After the pandemic, Kaufman says the challenge of attracting more labor lies in the perception of what the healthcare industry is about. “We need a serious makeover on the value and quality of life you can have by working in a hospital,” Kaufman said. “Working in healthcare used to be seen as an awesome thing to do. But the question today is do people want to do something they feel like puts them in harm’s way? We have to work on that.”
Technology
Technology is advancing in every way in the healthcare and supply chain industries. “It’s going to advance with or without us,” Kaufman said. “We don’t have a choice of taking advantage of AI (artificial intelligence) or machine learning. There are applications in every area, certainly within supply chain.”

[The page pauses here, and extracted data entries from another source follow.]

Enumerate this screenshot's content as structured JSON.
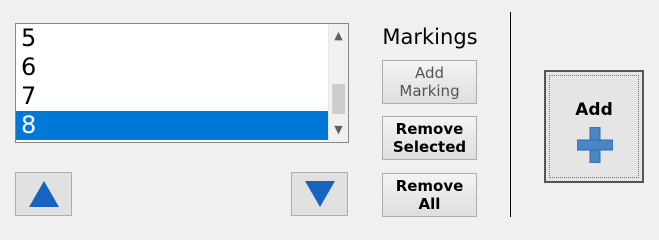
{
  "list": {
    "items": [
      "5",
      "6",
      "7",
      "8"
    ],
    "selected": "8"
  },
  "scrollbar": {
    "up_icon": "▲",
    "down_icon": "▼"
  },
  "markings": {
    "title": "Markings",
    "add_marking_label": "Add\nMarking",
    "remove_selected_label": "Remove\nSelected",
    "remove_all_label": "Remove\nAll"
  },
  "add_button": {
    "label": "Add"
  },
  "colors": {
    "accent": "#0078d7",
    "arrow_blue": "#1565c0",
    "plus_blue": "#4a86c6"
  },
  "icons": {
    "move_up": "move-up-icon",
    "move_down": "move-down-icon",
    "plus": "plus-icon"
  }
}
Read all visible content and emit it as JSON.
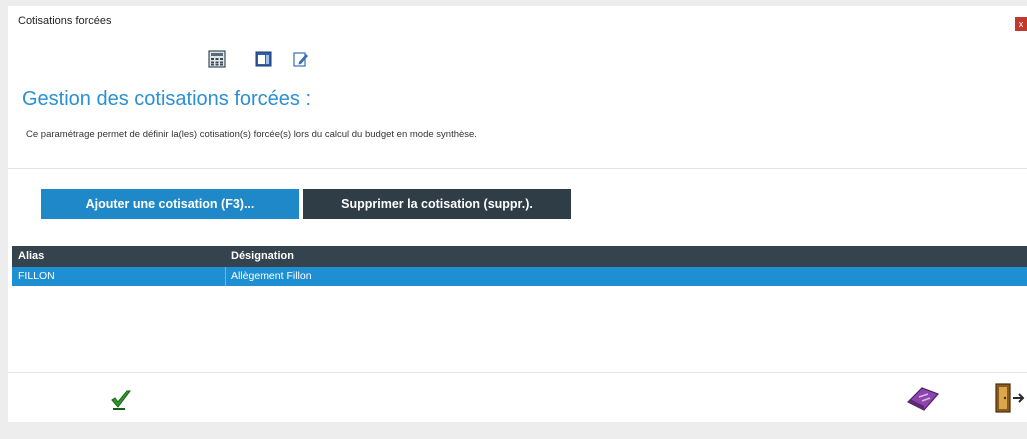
{
  "window": {
    "title": "Cotisations forcées",
    "close_label": "x"
  },
  "toolbar": {
    "icons": [
      "calculator-icon",
      "preview-icon",
      "edit-icon"
    ]
  },
  "heading": "Gestion des cotisations forcées :",
  "description": "Ce paramétrage permet de définir la(les) cotisation(s) forcée(s) lors du calcul du budget en mode synthèse.",
  "buttons": {
    "add": "Ajouter une cotisation (F3)...",
    "delete": "Supprimer la cotisation (suppr.)."
  },
  "grid": {
    "columns": [
      "Alias",
      "Désignation"
    ],
    "rows": [
      {
        "alias": "FILLON",
        "designation": "Allègement Fillon",
        "selected": true
      }
    ]
  },
  "footer": {
    "icons": [
      "validate-checkmark-icon",
      "eraser-icon",
      "exit-door-icon"
    ]
  },
  "colors": {
    "accent": "#1e88c8",
    "header_dark": "#34434d",
    "selected_row": "#1e8fd3",
    "heading": "#2a90d6",
    "close": "#c0392b"
  }
}
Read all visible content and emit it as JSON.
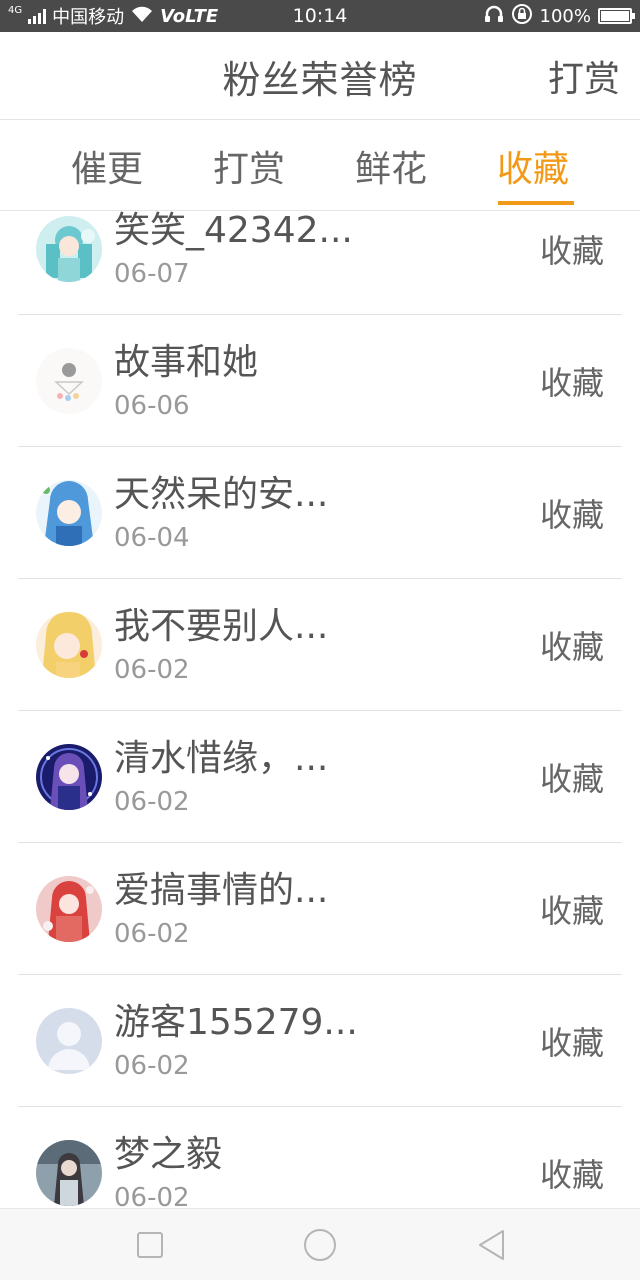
{
  "status_bar": {
    "carrier": "中国移动",
    "network_badge": "4G",
    "volte": "VoLTE",
    "time": "10:14",
    "battery": "100%",
    "icons": [
      "signal-icon",
      "wifi-icon",
      "headphone-icon",
      "rotation-lock-icon",
      "battery-icon"
    ]
  },
  "header": {
    "title": "粉丝荣誉榜",
    "right_action": "打赏"
  },
  "tabs": [
    {
      "label": "催更",
      "active": false
    },
    {
      "label": "打赏",
      "active": false
    },
    {
      "label": "鲜花",
      "active": false
    },
    {
      "label": "收藏",
      "active": true
    }
  ],
  "accent_color": "#f29a18",
  "list": [
    {
      "name": "笑笑_42342...",
      "date": "06-07",
      "action": "收藏",
      "avatar": "anime-girl-teal-avatar"
    },
    {
      "name": "故事和她",
      "date": "06-06",
      "action": "收藏",
      "avatar": "pastel-doodle-avatar"
    },
    {
      "name": "天然呆的安...",
      "date": "06-04",
      "action": "收藏",
      "avatar": "anime-girl-blue-hair-avatar"
    },
    {
      "name": "我不要别人...",
      "date": "06-02",
      "action": "收藏",
      "avatar": "anime-girl-blonde-avatar"
    },
    {
      "name": "清水惜缘，...",
      "date": "06-02",
      "action": "收藏",
      "avatar": "anime-girl-dark-blue-avatar"
    },
    {
      "name": "爱搞事情的...",
      "date": "06-02",
      "action": "收藏",
      "avatar": "anime-girl-red-avatar"
    },
    {
      "name": "游客155279...",
      "date": "06-02",
      "action": "收藏",
      "avatar": "default-user-avatar"
    },
    {
      "name": "梦之毅",
      "date": "06-02",
      "action": "收藏",
      "avatar": "photo-avatar"
    }
  ],
  "nav_bar": {
    "icons": [
      "recent-apps-icon",
      "home-icon",
      "back-icon"
    ]
  }
}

“Healthcare is going to follow every other industry. We won’t turn into the auto industry with robots running assembly lines, but we’ll have robots functioning in hospitals in one form or another – whether it’s in the pharmacy, roaming the halls or cleaning the patient rooms with a UV scan. It’s going to continue to be a disruptor,” Kaufman said.

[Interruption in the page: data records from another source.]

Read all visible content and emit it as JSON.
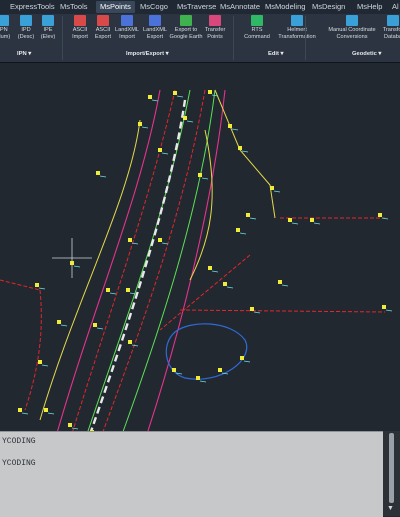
{
  "tabs": [
    "ExpressTools",
    "MsTools",
    "MsPoints",
    "MsCogo",
    "MsTraverse",
    "MsAnnotate",
    "MsModeling",
    "MsDesign",
    "MsHelp",
    "Al"
  ],
  "active_tab": "MsPoints",
  "ribbon": {
    "buttons": [
      {
        "line1": "IPN",
        "line2": "Alum)",
        "color": "#3aa0d8"
      },
      {
        "line1": "IPD",
        "line2": "(Desc)",
        "color": "#3aa0d8"
      },
      {
        "line1": "IPE",
        "line2": "(Elev)",
        "color": "#3aa0d8"
      },
      {
        "line1": "ASCII",
        "line2": "Import",
        "color": "#d84a4a"
      },
      {
        "line1": "ASCII",
        "line2": "Export",
        "color": "#d84a4a"
      },
      {
        "line1": "LandXML",
        "line2": "Import",
        "color": "#4a72d8"
      },
      {
        "line1": "LandXML",
        "line2": "Export",
        "color": "#4a72d8"
      },
      {
        "line1": "Export to",
        "line2": "Google Earth",
        "color": "#3fb24f"
      },
      {
        "line1": "Transfer",
        "line2": "Points",
        "color": "#d8487a"
      },
      {
        "line1": "RTS",
        "line2": "Command",
        "color": "#2fb865"
      },
      {
        "line1": "Helmert",
        "line2": "Transformation",
        "color": "#3aa0d8"
      },
      {
        "line1": "Manual Coordinate",
        "line2": "Conversions",
        "color": "#3aa0d8"
      },
      {
        "line1": "Transfor",
        "line2": "Databa",
        "color": "#3aa0d8"
      }
    ],
    "groups": [
      "IPN",
      "Import/Export",
      "Edit",
      "Geodetic"
    ]
  },
  "command_lines": [
    "YCODING",
    "YCODING"
  ],
  "colors": {
    "pink_line": "#e8328c",
    "yellow_line": "#e5d94a",
    "red_dashed": "#e3262c",
    "green_line": "#5ce155",
    "white_dashed": "#e8e8e8",
    "blue_loop": "#2f6bd8",
    "point_marker": "#f0ec3a"
  }
}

Critical Supplies and Sourcing
“Our members have critical supplies now that they wouldn’t have been carrying two or three years ago,” Kaufman said. “Everything was just-in-time back then and now with all of this inventory sitting around, there has to be an efficient way of keeping it.”

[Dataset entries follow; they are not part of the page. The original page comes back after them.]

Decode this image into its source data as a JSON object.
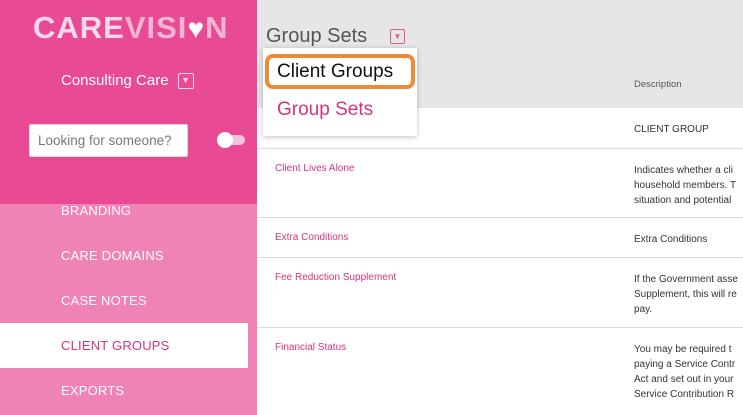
{
  "brand": {
    "care": "CARE",
    "vision": "VISI",
    "heart": "♥",
    "n": "N"
  },
  "org": {
    "name": "Consulting Care",
    "caret_icon": "chevron-down-icon"
  },
  "search": {
    "placeholder": "Looking for someone?"
  },
  "nav": {
    "items": [
      {
        "label": "BRANDING",
        "active": false
      },
      {
        "label": "CARE DOMAINS",
        "active": false
      },
      {
        "label": "CASE NOTES",
        "active": false
      },
      {
        "label": "CLIENT GROUPS",
        "active": true
      },
      {
        "label": "EXPORTS",
        "active": false
      }
    ]
  },
  "main": {
    "title": "Group Sets",
    "caret_icon": "chevron-down-icon",
    "columns": {
      "description": "Description"
    },
    "rows": [
      {
        "name": "",
        "description": "CLIENT GROUP"
      },
      {
        "name": "Client Lives Alone",
        "description": "Indicates whether a cli\nhousehold members. T\nsituation and potential"
      },
      {
        "name": "Extra Conditions",
        "description": "Extra Conditions"
      },
      {
        "name": "Fee Reduction Supplement",
        "description": "If the Government asse\nSupplement, this will re\npay."
      },
      {
        "name": "Financial Status",
        "description": "You may be required t\npaying a Service Contr\nAct and set out in your\nService Contribution R"
      }
    ]
  },
  "dropdown": {
    "options": [
      {
        "label": "Client Groups",
        "highlighted": true
      },
      {
        "label": "Group Sets",
        "highlighted": false
      }
    ]
  },
  "colors": {
    "brand_pink": "#e84a93",
    "sidebar_light": "#ef83b5",
    "accent_text": "#d6337f",
    "highlight_border": "#ee8a35"
  }
}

“It’s similar to looking at hospitals on the Gulf Coast. I spent most of my career in Florida being ready for the next hurricane. There was always a part of the warehouse that was just hurricane supplies – everything from water to plywood to cots. Now, we have hurricanes hitting everywhere and supply chain issues still going on,” Kaufman said.
Yankee Alliance works in coordination with Premier on sourcing. “We support onshore and near shore manufacturing as much as we can, and diversifying sourcing so it’s not all coming from China,” Kaufman said. “We’re also advocates for the industry, making sure our members and ourselves are speaking to Congressional representatives on the importance of developing a database to know where critical supplies are.”